Why Plasma Matters in Medicine
Because plasma contains clotting factors, antibodies, and other proteins that are difficult to manufacture synthetically, donated plasma is a critical medical resource. Frozen plasma transfusions are used for patients with clotting disorders, active bleeding, or conditions where multiple clotting factors are depleted at once, such as severe liver disease or a complication called disseminated intravascular coagulation, where the body’s clotting system goes into overdrive and exhausts its supply of clotting proteins.

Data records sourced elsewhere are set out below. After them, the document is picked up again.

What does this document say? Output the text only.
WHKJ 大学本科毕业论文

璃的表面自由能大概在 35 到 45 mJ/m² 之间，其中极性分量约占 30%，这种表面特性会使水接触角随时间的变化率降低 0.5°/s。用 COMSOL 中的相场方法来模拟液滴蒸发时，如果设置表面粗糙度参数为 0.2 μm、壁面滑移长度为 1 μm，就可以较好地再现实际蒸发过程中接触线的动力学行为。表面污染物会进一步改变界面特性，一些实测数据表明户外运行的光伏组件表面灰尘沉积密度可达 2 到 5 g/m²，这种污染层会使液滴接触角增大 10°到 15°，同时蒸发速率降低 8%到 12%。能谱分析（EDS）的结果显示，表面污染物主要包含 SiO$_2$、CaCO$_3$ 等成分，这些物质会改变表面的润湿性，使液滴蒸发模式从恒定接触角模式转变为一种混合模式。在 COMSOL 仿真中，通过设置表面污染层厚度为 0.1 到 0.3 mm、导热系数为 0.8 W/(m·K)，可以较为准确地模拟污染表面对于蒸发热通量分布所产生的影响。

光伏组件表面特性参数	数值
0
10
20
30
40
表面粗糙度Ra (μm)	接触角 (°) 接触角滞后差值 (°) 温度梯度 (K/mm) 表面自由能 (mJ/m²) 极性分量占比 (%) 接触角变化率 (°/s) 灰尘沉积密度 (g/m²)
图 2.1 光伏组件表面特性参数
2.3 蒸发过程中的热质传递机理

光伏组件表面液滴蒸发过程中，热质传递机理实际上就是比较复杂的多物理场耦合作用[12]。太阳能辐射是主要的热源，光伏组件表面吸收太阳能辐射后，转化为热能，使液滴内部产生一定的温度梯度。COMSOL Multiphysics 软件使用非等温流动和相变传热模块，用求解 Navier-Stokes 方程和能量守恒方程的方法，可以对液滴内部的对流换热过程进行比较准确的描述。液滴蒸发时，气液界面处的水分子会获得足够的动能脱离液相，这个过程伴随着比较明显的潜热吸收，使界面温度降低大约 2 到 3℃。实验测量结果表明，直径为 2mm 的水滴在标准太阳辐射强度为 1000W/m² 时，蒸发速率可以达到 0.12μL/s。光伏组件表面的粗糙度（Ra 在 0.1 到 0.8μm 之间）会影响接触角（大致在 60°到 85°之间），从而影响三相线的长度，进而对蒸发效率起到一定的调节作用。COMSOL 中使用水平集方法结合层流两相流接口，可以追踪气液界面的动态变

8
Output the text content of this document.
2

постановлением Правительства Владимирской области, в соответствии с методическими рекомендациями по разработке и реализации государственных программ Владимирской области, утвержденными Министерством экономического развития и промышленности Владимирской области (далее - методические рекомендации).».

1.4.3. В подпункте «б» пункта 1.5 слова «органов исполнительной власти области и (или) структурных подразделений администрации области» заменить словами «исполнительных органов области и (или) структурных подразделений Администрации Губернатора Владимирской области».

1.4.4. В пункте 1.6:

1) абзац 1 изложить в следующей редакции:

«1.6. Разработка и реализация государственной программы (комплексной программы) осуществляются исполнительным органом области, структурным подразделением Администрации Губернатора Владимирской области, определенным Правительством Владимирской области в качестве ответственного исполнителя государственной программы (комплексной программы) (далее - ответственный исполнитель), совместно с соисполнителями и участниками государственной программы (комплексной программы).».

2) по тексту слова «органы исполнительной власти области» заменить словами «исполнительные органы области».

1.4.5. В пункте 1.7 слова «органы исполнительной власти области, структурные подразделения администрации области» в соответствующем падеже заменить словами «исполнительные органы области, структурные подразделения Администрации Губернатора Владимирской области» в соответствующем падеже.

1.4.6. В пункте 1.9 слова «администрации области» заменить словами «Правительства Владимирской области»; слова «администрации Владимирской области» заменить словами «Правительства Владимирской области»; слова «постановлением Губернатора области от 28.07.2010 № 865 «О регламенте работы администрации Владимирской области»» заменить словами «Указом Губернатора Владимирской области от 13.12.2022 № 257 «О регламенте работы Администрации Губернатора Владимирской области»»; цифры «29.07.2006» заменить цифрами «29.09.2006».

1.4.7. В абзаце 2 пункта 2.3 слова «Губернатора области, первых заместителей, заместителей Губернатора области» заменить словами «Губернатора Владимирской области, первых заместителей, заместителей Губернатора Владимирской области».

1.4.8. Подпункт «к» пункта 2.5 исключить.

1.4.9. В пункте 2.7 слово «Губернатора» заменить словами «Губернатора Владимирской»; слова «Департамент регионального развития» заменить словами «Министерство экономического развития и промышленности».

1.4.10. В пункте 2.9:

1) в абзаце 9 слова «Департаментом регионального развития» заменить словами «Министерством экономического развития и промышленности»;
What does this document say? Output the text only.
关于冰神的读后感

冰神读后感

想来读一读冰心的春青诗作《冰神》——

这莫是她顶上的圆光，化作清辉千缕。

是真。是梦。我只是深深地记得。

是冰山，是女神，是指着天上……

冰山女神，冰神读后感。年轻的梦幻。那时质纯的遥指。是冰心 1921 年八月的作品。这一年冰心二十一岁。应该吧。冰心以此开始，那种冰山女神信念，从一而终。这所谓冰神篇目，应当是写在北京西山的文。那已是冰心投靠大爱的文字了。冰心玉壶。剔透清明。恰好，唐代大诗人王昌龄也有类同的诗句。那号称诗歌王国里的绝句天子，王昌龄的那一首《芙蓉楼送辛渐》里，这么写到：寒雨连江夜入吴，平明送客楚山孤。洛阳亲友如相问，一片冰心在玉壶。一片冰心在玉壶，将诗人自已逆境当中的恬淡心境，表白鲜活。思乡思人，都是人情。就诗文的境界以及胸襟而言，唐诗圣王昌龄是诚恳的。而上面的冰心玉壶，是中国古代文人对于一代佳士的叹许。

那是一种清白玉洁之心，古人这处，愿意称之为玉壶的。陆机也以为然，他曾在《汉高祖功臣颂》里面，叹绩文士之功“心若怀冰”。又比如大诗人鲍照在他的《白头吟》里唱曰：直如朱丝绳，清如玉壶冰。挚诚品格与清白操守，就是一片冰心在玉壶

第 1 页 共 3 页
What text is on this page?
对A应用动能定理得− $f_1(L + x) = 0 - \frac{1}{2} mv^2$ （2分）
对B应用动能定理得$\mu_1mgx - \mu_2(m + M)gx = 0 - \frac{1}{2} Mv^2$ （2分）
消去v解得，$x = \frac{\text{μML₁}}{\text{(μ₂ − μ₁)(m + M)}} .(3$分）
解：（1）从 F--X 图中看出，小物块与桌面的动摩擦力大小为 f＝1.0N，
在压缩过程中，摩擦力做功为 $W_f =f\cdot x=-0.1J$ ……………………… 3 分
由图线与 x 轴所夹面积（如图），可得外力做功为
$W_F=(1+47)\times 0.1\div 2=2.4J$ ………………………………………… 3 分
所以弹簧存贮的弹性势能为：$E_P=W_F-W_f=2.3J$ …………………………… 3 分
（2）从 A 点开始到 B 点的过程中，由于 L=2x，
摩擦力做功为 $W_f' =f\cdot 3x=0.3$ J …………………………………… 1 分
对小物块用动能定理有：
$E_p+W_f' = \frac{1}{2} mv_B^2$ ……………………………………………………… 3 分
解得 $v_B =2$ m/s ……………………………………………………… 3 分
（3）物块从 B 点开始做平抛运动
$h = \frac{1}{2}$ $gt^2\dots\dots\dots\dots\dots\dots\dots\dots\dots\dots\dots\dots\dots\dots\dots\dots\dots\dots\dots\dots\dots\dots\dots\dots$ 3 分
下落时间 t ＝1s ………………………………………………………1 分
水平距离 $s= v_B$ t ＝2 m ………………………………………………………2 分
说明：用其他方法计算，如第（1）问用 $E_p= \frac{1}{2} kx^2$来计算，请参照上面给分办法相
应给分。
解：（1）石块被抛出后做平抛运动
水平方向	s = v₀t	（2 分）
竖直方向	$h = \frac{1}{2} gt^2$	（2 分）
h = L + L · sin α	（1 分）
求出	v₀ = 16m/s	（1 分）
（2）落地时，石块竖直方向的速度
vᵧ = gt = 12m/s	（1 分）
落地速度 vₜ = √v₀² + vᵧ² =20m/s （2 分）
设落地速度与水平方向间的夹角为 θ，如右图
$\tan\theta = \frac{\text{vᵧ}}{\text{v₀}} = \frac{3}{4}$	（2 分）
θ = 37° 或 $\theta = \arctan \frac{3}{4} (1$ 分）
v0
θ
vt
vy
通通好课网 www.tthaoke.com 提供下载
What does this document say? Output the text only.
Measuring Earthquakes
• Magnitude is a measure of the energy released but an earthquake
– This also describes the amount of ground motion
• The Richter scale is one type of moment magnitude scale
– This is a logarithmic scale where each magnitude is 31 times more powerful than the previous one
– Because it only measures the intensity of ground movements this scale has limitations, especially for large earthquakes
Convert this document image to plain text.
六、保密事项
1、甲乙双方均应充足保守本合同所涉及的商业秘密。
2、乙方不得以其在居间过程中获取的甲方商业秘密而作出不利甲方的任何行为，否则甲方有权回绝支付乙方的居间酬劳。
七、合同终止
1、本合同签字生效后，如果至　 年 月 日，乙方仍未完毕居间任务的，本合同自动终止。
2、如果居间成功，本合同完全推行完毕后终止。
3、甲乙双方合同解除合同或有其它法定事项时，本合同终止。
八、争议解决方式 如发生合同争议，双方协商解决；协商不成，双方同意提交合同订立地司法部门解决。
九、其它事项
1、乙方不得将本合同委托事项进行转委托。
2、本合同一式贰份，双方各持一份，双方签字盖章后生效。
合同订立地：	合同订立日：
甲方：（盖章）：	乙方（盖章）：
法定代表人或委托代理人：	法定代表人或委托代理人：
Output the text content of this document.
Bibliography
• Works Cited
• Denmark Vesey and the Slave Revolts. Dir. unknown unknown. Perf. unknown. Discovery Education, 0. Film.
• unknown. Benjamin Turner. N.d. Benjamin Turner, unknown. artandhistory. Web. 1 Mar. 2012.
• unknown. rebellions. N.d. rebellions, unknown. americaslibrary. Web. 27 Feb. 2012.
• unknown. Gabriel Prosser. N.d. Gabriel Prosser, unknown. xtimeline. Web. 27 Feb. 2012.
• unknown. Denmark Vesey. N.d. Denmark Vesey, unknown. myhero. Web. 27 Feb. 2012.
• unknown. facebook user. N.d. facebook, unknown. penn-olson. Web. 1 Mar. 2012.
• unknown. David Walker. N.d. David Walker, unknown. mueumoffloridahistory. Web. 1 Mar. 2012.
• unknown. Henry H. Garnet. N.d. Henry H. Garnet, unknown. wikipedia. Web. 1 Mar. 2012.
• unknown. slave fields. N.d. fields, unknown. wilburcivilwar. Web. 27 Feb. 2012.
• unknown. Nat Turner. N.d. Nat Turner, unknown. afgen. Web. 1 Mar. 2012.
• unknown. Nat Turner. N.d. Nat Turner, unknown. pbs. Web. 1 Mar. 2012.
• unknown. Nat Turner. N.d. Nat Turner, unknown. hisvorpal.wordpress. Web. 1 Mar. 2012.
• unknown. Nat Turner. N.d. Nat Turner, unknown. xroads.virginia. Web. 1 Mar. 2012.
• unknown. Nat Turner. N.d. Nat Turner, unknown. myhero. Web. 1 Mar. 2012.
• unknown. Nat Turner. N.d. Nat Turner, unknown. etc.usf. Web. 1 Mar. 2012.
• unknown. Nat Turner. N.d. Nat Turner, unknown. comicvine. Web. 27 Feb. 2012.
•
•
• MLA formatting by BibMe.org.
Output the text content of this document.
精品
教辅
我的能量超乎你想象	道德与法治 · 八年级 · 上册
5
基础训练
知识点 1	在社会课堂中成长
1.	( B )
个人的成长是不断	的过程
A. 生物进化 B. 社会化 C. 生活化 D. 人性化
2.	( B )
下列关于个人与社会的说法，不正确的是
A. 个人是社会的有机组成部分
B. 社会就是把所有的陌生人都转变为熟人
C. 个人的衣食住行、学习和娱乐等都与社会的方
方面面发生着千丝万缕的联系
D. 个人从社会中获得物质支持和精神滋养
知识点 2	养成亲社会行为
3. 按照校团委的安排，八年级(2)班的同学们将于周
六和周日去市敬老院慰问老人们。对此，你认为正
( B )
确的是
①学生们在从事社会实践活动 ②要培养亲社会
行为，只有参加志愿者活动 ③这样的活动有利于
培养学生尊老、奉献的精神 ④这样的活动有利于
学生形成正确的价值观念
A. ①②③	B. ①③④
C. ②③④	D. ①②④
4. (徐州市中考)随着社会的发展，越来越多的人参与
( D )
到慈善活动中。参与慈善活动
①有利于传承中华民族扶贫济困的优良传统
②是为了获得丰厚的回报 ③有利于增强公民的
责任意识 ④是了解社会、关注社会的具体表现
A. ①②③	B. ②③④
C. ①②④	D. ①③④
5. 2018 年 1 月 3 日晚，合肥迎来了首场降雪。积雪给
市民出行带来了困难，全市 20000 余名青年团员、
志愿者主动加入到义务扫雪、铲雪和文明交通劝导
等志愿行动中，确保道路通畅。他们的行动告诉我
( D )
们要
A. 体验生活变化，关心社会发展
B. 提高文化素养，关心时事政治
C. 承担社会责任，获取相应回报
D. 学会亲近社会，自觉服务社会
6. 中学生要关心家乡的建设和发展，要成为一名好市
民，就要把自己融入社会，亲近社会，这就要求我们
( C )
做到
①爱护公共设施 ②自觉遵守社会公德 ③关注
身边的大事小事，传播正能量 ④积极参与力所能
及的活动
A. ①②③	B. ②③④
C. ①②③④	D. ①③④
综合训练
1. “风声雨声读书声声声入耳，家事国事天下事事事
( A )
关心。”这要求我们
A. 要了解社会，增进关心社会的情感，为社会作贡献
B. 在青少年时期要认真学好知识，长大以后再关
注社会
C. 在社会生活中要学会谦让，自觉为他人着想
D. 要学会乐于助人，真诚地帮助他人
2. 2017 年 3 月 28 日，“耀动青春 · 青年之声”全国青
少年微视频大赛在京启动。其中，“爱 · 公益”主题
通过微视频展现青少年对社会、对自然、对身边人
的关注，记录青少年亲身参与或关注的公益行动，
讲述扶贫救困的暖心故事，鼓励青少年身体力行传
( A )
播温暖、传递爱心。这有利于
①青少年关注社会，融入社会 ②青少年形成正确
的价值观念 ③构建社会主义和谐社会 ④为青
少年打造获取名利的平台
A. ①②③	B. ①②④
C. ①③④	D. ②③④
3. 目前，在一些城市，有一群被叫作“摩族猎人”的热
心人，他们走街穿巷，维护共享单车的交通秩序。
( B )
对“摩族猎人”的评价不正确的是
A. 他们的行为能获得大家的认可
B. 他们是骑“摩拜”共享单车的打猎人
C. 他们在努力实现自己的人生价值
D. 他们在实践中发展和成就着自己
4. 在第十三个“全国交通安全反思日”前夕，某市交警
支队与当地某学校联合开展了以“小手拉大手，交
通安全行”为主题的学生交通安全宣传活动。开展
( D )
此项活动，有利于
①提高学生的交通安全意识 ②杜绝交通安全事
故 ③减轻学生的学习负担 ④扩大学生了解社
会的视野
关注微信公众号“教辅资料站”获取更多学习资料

Plasma transfusions also play a role in reversing the effects of blood-thinning medications during emergencies, managing massive blood loss from trauma or surgery, and treating a rare blood disorder called thrombotic thrombocytopenic purpura, where a missing enzyme causes dangerous clots in small blood vessels. Beyond whole plasma, pharmaceutical companies fractionate donated plasma to extract specific products like concentrated antibodies for people with immune deficiencies, and clotting factor concentrates for hemophilia.
The composition of your plasma also gives doctors a detailed snapshot of your health. Nearly every routine blood test, from cholesterol panels to kidney function markers to hormone levels, is ultimately measuring something dissolved in plasma.